Cuando te ofrecen subir al Monte Oroel corriendo, sabes que algo va mal, rematadamente mal. Cuando no respondes sembrando caos y destrucción a tu paso, toda esperanza está perdida. La belleza de los valles, la majestuosa imagen del bucardo, el sabor auténtico del té de roca; todo por lo que has luchado y muerto tantas veces ha desaparecido, al igual que la figura de un ser humano que, tras aceptar tal disparate, ha pasado a tu lado como una flecha envenenada. Cualquier mirada de odio que se le dirija es, cuanto menos, generosa. Y, ante ello, sólo un santo puede permanecer impasible.
Hay límites que no deben ser superados cuando exploramos el mundo. Los niños tienen las rejas para que no puedan perderse fuera del colegio; los adultos tenemos el sentido común para no perdernos fuera de nuestra realidad; y los aventureros que suben montes tienen el ritmo “china, chana” para no perderse en una expedición sin destino. Así ha sido y así debe ser. Los límites nos permiten saber perfectamente cómo somos y qué tenemos que hacer en nuestra vida porque, cuando intentamos superarlos, aunque sea sin querer, la realidad se impone, bien con un recordatorio de la dureza de las montañas, bien con un mensaje en tu móvil que te da la bienvenida a Francia. Y, ante ello, sólo un santo puede permanecer impasible.

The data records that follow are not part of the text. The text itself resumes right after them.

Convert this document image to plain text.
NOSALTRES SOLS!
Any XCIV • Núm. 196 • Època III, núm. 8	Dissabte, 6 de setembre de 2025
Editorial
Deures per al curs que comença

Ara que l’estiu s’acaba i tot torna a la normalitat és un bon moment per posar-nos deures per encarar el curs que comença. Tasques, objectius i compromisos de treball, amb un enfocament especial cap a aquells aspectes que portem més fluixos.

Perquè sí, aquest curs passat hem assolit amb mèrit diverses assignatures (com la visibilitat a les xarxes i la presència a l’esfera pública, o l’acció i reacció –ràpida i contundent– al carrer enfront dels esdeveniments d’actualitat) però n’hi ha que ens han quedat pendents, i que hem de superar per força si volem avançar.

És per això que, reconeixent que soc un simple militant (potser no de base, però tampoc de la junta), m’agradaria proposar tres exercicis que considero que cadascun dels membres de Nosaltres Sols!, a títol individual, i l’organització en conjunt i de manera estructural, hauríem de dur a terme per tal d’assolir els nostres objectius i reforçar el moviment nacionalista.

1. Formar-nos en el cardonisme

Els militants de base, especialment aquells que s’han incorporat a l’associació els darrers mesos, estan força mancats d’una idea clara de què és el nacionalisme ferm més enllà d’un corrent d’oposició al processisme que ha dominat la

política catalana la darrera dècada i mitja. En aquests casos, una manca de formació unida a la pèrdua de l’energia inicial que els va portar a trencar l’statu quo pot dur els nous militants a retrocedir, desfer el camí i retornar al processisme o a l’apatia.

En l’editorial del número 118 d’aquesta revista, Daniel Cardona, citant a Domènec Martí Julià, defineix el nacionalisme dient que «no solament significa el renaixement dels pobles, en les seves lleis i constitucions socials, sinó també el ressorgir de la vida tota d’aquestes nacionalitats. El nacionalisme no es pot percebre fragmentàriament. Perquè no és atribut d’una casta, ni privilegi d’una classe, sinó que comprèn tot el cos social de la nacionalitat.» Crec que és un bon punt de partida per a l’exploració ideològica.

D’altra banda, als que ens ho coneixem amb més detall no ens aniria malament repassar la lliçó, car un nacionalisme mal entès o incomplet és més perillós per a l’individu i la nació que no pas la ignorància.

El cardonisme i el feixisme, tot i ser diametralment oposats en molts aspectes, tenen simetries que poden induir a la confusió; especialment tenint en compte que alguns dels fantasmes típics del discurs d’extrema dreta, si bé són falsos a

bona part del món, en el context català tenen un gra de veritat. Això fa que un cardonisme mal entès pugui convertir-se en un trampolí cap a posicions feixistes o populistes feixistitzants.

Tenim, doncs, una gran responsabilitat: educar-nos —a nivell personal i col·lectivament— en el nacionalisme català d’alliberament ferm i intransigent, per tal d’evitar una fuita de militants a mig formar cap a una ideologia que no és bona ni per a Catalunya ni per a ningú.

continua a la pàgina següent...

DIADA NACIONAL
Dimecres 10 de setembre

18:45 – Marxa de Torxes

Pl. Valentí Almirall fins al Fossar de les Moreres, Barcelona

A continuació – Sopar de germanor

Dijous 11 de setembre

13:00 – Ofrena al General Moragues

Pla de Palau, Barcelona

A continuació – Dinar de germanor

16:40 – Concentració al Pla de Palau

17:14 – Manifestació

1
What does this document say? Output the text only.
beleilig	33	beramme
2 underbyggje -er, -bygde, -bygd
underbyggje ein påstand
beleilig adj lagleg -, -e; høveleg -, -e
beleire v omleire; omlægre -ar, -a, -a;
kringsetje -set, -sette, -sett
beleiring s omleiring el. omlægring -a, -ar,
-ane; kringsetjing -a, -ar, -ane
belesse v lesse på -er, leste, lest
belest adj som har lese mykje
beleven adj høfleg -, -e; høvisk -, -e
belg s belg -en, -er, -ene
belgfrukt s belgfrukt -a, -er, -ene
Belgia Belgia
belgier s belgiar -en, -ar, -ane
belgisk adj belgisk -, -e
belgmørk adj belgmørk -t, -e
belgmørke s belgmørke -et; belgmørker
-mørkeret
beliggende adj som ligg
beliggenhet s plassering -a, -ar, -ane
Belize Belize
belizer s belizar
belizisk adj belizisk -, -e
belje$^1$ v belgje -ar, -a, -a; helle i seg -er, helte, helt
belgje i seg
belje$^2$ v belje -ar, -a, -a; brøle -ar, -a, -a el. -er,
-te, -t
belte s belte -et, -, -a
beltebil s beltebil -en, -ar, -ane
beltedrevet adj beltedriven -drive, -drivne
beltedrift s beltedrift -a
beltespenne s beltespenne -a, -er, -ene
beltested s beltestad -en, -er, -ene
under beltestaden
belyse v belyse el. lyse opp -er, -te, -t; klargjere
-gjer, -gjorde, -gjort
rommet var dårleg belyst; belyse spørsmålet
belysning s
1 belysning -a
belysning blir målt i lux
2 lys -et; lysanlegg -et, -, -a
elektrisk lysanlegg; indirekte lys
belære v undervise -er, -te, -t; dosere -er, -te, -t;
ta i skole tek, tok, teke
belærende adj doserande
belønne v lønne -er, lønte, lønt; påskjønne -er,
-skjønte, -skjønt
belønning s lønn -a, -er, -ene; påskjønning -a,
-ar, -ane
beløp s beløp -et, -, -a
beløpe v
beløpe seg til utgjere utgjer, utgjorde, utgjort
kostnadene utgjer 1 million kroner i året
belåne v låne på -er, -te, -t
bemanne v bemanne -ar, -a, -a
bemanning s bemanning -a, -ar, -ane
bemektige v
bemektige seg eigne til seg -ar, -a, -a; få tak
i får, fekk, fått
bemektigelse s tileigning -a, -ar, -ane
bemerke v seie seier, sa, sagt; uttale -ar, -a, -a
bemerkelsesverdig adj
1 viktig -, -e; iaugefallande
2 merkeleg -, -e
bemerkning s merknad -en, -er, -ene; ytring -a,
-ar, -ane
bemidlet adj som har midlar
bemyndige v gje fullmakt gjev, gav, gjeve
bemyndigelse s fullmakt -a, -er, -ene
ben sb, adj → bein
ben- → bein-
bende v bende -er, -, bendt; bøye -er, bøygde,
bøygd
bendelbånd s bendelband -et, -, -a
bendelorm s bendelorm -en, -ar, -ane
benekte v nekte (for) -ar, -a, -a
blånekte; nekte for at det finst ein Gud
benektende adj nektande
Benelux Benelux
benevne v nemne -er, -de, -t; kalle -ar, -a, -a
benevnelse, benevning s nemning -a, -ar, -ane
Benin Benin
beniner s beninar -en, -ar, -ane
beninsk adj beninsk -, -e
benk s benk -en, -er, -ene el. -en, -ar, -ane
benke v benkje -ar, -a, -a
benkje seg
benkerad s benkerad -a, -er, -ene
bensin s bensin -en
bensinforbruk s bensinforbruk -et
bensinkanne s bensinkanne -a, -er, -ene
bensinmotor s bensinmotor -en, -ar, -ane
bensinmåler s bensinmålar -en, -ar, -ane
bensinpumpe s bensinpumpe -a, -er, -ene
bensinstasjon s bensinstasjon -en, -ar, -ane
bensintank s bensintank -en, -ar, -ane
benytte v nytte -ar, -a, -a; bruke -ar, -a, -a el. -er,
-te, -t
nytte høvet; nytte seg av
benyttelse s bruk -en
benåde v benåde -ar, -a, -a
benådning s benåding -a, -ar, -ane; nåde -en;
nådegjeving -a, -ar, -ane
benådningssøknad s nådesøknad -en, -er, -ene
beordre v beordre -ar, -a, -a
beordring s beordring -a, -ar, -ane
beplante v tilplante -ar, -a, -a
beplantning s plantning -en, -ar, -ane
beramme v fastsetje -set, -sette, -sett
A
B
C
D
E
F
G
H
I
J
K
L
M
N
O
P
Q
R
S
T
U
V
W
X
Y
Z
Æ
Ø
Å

Las montañas, los montes, los aventureros y este retazo forman parte de un universo regido por unas leyes que se han de cumplir, que se han de estudiar y respetar. Muchas veces tienes que llevar sus ecuaciones al límite para poder entenderlo perfectamente, pero nunca se superan esos límites, ni tan siquiera en los rigurosos experimentos con termos agujereados y resultados plasmados en gráficas con puntos tan gordos como galaxias en periodo de engorde. Así que, ante una pregunta tan fuera de los límites de la realidad, la atención y el decoro como “¿Quién es tu compañero de prácticas en Termodinámica y Mecánica Estadística?”, sólo un santo puede permanecer impasible. Perplejo, pero impasible.